Na ADI 2838, impugna-se o art. 23, VIII, da Lei Complementar (LC) 27/1993 e o art. ; o art. , §§ 2º, 3º e 4º; o art. ; o art. 4º, III, VII, §§ 2º e 3º; e o art. 6º da LC 119/2002 (2), ambas as leis do estado de Mato Grosso. Na ADI 4624, questiona-se a LC 72/2011 do estado de Tocantins, que trata da criação do Gaeco no âmbito do Ministério Público do estado do Tocantins, e dá outras providências.

O ministro Alexandre de Moraes (relator) conheceu parcialmente das ações e julgou os pedidos improcedentes, no que foi acompanhado pelos ministros Edson Fachin, Roberto Barroso, Rosa Weber e Luiz Fux.
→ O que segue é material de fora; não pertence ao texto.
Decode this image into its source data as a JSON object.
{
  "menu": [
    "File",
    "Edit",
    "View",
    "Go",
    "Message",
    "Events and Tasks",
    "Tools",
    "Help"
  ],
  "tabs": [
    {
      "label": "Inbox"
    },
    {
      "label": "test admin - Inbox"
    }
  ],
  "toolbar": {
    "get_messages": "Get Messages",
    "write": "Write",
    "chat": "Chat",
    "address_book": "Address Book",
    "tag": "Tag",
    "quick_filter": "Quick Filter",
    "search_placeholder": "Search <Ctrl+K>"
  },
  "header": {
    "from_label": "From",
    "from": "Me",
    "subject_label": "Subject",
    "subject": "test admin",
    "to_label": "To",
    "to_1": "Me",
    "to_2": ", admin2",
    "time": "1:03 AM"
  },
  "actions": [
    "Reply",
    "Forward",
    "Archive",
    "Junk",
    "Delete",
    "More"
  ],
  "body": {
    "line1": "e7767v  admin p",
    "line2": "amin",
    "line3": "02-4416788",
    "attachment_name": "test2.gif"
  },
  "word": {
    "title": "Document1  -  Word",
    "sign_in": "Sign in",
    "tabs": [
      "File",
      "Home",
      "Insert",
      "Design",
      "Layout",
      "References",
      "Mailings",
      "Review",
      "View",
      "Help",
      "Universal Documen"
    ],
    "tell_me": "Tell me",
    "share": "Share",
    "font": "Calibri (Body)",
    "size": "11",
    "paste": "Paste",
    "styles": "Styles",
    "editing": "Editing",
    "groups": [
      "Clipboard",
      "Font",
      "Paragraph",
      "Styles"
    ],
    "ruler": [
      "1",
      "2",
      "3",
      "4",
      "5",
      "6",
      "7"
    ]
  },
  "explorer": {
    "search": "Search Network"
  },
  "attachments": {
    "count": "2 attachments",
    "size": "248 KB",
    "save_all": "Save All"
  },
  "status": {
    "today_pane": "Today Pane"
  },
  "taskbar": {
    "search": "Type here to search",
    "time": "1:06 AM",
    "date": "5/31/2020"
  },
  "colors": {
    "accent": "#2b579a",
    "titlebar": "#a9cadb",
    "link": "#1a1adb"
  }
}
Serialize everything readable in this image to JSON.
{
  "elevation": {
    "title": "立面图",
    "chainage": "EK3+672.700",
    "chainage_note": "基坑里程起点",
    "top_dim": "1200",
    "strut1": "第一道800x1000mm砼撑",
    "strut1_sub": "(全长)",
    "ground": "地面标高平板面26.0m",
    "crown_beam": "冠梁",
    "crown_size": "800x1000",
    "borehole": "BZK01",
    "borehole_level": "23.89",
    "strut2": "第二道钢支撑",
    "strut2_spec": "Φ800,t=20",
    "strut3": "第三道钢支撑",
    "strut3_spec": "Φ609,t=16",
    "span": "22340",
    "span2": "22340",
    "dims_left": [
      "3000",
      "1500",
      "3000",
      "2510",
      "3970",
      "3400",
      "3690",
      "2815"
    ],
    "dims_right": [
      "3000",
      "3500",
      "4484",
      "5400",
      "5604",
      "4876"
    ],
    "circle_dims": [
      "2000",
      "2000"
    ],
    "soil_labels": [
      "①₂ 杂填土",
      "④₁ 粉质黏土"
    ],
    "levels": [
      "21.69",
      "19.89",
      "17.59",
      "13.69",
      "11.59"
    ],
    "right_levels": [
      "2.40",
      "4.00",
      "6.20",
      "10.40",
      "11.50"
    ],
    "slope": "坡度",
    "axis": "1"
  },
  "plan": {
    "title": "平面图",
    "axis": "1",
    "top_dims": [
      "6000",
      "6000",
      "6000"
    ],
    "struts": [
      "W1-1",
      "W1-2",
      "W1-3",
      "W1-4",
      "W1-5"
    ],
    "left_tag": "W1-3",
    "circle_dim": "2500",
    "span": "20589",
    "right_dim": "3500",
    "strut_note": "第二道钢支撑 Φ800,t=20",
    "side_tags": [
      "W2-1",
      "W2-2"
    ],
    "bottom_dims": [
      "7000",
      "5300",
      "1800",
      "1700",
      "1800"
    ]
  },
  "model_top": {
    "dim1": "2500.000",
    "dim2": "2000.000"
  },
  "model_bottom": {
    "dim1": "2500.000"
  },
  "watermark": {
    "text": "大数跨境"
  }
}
O relator assinalou o prejuízo por perda de objeto no tocante a preceitos revogados. Na ADI 2838, o art. 23, VIII, da LC 27/1993, que estabelecia a possibilidade de o Parquet requisitar da Administração Pública serviços temporários de servidores civis ou de policiais militares e meios materiais necessários à realização de atividades específicas. A norma foi expressamente revogada pela LC 416/2010, também daquela unidade da Federação.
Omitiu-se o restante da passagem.